Дата кивнул Класиону, чтобы Коца впустили в один из карцеров. Подойдя к Дате, Класион поднял восемь пальцев и кивнул на восьмую камеру, возле которой мы и стояли. Не понимая, в чем дело, Дата взглянул на Класиона. Класион хлопнул себя по заднице, и Дата расхохотался. Едва я сообразил, что сукин сын Класион предлагает бросить начальника тюрьмы к мужеложам, как за спиной моей раздался дружный смех. В коридоре уже вертелось человек двадцать, и все хохотали. Некоторых из них я и в лицо не знал. Смех побежал по камерам, и через какие-нибудь полминуты хохотала вся тюрьма – четыре тысячи человек.
Открыли восьмую камеру, втолкнули Коца.
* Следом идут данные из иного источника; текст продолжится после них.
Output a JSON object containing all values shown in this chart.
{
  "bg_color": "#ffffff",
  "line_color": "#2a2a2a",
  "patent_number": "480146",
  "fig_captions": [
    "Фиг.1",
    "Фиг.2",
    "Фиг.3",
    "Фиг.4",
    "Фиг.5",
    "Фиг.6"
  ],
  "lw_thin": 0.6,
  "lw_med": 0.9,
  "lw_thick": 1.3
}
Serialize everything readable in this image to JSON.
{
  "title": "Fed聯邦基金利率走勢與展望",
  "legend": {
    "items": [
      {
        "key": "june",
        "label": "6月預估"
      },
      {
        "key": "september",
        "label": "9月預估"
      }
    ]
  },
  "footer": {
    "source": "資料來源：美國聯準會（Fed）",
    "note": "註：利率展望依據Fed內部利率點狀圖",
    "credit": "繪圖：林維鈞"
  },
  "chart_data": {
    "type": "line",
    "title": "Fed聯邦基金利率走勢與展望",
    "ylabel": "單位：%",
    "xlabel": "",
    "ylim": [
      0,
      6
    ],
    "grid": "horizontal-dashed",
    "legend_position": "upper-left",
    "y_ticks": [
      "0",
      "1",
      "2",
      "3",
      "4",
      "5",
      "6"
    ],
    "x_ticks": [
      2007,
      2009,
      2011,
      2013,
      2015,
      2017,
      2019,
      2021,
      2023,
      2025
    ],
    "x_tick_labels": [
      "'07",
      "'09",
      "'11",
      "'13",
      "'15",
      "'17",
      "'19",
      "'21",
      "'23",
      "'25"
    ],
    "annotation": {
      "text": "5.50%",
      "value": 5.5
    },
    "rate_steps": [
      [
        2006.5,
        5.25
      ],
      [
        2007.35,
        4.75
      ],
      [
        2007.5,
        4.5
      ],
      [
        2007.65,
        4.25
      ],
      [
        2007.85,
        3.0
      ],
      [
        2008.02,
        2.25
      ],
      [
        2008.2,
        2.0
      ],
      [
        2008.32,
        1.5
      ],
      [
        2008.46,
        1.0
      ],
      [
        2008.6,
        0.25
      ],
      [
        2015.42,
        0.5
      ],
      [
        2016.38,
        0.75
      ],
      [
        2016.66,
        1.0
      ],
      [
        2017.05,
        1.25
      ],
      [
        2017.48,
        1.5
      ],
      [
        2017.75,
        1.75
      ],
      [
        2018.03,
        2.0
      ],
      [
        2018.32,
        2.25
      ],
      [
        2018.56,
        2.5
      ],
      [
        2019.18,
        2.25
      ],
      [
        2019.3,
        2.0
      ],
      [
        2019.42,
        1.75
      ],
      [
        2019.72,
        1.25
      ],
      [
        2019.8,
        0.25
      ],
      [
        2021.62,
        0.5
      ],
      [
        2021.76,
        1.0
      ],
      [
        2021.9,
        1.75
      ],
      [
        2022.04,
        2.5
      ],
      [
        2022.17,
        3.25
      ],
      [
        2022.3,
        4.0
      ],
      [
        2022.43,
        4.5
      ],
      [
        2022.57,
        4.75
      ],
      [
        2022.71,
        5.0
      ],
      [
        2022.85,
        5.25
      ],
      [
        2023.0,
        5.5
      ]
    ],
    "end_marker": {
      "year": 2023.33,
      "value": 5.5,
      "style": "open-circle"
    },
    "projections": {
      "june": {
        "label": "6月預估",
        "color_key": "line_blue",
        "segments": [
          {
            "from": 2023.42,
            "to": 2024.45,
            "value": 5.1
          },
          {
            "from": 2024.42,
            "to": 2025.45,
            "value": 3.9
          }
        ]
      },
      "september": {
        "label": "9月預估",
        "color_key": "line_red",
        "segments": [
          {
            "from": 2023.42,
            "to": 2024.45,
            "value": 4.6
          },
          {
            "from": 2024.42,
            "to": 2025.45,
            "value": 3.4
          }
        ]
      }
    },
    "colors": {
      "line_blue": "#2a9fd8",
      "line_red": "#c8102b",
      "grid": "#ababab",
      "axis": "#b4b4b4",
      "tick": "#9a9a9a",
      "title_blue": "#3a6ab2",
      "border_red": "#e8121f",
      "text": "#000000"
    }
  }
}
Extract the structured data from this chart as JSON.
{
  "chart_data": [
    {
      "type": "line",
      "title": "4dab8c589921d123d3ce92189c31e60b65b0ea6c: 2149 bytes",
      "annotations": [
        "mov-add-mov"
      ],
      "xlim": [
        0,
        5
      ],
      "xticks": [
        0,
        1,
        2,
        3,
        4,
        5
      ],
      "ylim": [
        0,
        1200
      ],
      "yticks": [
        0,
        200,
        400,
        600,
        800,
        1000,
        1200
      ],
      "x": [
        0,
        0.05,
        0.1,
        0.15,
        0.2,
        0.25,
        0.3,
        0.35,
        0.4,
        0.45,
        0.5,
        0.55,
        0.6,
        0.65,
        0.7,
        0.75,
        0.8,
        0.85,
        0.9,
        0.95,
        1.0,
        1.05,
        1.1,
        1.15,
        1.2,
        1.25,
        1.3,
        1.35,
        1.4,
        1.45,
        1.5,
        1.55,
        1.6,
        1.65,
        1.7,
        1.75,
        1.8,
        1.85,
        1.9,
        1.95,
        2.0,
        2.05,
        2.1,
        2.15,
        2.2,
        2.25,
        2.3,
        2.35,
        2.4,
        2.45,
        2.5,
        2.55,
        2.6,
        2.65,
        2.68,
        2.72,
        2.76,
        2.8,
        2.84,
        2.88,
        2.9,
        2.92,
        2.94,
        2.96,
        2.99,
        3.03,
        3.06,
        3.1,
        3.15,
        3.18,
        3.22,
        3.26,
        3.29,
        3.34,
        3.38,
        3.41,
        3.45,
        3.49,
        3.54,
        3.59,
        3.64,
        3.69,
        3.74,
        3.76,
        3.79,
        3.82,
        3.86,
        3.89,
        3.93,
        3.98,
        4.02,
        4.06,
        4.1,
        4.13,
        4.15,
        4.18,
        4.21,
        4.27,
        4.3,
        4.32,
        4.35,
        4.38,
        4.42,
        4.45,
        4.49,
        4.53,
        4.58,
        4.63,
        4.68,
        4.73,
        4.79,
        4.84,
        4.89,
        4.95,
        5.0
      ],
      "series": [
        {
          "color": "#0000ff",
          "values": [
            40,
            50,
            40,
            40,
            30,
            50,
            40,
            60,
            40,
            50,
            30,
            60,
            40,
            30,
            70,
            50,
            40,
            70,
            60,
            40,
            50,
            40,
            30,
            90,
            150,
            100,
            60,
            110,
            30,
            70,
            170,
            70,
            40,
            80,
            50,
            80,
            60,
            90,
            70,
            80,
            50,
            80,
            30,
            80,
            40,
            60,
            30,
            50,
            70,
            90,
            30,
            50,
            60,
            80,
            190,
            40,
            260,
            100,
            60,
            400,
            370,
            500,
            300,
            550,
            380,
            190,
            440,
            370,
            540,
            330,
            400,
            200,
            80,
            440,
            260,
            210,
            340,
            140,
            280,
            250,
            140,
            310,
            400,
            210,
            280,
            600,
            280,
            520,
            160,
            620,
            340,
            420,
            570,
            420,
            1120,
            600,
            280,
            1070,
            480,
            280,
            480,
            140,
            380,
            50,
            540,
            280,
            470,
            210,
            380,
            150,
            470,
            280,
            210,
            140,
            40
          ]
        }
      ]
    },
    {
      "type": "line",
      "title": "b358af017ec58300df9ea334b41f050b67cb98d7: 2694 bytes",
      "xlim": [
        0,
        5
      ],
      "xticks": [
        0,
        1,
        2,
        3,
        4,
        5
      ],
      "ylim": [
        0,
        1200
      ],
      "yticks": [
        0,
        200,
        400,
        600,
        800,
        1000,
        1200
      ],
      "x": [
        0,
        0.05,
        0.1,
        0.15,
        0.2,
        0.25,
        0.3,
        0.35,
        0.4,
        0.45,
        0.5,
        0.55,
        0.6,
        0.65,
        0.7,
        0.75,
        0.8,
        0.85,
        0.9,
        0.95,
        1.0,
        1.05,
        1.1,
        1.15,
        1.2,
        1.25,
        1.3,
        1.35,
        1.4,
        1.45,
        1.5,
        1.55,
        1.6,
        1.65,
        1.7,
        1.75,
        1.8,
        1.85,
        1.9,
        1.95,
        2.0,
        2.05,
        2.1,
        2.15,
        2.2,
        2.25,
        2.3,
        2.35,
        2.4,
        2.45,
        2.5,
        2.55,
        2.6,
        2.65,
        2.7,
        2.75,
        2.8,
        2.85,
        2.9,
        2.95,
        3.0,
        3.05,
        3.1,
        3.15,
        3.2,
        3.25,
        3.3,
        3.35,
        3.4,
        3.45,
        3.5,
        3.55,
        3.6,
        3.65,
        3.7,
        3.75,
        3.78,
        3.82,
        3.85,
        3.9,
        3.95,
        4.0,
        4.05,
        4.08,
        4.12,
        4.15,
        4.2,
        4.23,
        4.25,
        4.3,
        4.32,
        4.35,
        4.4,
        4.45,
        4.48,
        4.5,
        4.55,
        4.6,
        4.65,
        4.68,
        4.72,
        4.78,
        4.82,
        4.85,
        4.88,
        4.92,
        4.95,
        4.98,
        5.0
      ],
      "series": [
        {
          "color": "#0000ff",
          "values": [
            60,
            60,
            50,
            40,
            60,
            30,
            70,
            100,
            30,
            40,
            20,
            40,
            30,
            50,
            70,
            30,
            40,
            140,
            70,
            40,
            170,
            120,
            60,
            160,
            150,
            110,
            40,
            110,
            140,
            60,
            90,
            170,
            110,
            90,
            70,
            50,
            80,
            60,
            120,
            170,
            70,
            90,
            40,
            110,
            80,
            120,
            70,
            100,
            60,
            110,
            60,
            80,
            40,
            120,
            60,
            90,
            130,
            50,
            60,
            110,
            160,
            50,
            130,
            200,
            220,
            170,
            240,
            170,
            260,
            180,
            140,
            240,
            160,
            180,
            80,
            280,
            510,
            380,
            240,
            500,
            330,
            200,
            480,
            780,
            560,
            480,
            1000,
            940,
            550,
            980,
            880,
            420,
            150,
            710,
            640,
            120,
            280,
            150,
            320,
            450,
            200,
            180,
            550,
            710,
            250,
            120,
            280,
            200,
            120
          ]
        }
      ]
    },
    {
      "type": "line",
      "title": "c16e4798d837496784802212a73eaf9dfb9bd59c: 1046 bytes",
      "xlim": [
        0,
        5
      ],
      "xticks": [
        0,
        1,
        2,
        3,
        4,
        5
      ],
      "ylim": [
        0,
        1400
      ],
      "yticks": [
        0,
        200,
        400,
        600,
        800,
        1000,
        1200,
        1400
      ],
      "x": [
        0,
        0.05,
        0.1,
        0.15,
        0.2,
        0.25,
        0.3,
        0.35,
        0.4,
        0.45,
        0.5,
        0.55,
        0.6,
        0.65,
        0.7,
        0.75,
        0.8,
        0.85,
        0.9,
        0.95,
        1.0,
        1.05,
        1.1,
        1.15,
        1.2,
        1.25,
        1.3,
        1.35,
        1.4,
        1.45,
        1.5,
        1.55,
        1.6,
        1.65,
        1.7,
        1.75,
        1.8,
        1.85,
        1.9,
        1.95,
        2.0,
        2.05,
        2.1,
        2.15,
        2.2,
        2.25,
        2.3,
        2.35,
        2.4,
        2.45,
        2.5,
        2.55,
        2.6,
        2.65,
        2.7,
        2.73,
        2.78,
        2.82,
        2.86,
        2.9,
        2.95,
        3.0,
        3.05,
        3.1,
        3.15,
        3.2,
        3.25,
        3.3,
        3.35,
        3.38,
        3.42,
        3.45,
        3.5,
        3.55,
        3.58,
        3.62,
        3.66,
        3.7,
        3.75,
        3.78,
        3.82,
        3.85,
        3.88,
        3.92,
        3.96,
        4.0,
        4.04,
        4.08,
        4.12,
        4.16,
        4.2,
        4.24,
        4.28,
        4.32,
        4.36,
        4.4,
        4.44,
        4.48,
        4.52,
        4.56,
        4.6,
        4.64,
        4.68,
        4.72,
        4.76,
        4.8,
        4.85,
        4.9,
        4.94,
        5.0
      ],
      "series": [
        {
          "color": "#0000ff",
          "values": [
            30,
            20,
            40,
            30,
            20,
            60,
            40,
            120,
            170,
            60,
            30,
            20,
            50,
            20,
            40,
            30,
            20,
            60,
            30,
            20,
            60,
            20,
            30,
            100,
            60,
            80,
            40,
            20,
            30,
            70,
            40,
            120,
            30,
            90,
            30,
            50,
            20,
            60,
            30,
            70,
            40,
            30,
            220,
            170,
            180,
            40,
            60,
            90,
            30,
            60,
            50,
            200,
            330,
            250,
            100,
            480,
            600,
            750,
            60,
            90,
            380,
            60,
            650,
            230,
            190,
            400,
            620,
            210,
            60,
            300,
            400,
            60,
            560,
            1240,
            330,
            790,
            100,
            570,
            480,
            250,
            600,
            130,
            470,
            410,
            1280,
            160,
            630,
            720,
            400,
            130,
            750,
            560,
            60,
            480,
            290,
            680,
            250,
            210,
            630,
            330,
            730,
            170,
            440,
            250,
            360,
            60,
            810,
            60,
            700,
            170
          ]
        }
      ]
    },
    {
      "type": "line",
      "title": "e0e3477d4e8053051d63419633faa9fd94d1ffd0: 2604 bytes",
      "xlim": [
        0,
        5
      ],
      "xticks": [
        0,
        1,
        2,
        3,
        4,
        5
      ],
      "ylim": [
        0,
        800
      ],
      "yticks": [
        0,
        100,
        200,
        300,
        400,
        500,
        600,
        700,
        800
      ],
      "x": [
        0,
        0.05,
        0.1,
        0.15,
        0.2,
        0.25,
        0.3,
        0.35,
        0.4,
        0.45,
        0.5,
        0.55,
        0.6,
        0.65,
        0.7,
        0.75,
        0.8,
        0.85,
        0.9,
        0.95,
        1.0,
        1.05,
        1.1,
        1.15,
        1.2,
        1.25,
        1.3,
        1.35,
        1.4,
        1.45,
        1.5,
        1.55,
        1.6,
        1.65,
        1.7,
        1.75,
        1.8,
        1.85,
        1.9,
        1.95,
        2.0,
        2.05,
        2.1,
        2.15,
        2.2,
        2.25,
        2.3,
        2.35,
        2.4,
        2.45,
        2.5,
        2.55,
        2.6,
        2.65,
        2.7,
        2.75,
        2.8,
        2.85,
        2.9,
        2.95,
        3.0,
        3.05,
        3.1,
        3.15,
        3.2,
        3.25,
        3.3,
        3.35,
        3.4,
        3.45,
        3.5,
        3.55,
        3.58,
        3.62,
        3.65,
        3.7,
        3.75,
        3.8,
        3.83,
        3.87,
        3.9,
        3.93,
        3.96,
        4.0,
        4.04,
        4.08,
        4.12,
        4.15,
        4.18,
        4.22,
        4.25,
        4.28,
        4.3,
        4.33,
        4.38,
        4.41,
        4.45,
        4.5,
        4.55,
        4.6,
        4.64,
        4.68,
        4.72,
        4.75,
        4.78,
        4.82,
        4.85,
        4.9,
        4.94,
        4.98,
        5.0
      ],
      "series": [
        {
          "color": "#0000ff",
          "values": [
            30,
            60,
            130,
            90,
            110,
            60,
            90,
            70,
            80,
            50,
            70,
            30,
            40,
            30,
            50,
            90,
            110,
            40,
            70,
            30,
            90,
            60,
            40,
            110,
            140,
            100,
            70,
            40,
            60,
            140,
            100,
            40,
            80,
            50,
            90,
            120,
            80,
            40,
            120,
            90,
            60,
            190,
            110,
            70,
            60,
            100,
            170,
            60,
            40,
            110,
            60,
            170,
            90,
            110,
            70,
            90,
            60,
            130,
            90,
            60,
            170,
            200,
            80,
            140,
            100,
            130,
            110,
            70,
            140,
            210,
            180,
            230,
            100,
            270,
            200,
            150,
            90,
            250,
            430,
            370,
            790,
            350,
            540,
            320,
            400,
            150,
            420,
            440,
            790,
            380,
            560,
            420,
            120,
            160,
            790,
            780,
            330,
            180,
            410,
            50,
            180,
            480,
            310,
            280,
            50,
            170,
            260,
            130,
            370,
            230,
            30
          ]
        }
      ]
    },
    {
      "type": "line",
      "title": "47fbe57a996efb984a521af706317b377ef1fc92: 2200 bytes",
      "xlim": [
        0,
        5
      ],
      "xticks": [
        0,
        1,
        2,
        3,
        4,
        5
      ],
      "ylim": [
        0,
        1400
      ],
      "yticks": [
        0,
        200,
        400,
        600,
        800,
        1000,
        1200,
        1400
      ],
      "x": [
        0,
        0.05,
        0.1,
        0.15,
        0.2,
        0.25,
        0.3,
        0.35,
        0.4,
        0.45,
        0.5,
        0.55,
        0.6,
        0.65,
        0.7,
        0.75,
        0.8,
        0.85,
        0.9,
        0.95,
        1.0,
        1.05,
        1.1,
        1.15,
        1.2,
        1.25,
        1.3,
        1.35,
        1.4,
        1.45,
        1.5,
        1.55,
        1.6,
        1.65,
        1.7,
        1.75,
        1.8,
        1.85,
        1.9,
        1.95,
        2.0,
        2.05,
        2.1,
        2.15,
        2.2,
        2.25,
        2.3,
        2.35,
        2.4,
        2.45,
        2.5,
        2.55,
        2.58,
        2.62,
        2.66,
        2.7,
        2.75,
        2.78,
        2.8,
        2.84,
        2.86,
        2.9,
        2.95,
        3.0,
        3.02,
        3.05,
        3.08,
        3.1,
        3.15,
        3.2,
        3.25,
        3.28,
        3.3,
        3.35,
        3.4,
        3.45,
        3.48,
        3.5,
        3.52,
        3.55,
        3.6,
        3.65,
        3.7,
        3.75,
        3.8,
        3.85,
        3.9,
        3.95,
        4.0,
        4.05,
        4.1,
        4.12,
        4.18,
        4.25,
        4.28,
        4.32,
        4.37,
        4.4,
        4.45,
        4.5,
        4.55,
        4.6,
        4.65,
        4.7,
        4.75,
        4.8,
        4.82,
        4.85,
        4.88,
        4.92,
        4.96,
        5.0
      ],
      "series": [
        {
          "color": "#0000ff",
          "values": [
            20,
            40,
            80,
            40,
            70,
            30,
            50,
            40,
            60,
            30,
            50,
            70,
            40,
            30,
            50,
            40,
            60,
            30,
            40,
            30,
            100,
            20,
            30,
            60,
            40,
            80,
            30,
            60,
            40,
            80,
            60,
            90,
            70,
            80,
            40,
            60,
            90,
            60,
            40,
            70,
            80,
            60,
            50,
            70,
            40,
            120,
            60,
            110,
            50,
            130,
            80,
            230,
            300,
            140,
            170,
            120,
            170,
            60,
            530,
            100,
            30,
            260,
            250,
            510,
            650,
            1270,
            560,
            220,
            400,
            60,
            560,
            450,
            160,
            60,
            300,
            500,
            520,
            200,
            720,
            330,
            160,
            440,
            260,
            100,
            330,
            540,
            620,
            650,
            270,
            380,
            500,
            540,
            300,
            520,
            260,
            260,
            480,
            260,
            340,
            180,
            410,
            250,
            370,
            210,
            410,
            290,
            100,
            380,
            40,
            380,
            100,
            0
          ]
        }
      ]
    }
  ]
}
Конечно, никто бы его не тронул, но одной мысли сунуть его к мужеложам было достаточно для пожизненного позора начальника тюрьмы.
– Развяжите ему руки и снимите повязку с глаз,– приказал Фома.
Мужеложи стояли, сбившись в кучу, ничего не понимая. Первым подошел Харчо и стал развязывать руки Коцу. Набрался смелости и Алискер, он снял с его глаз полотенце.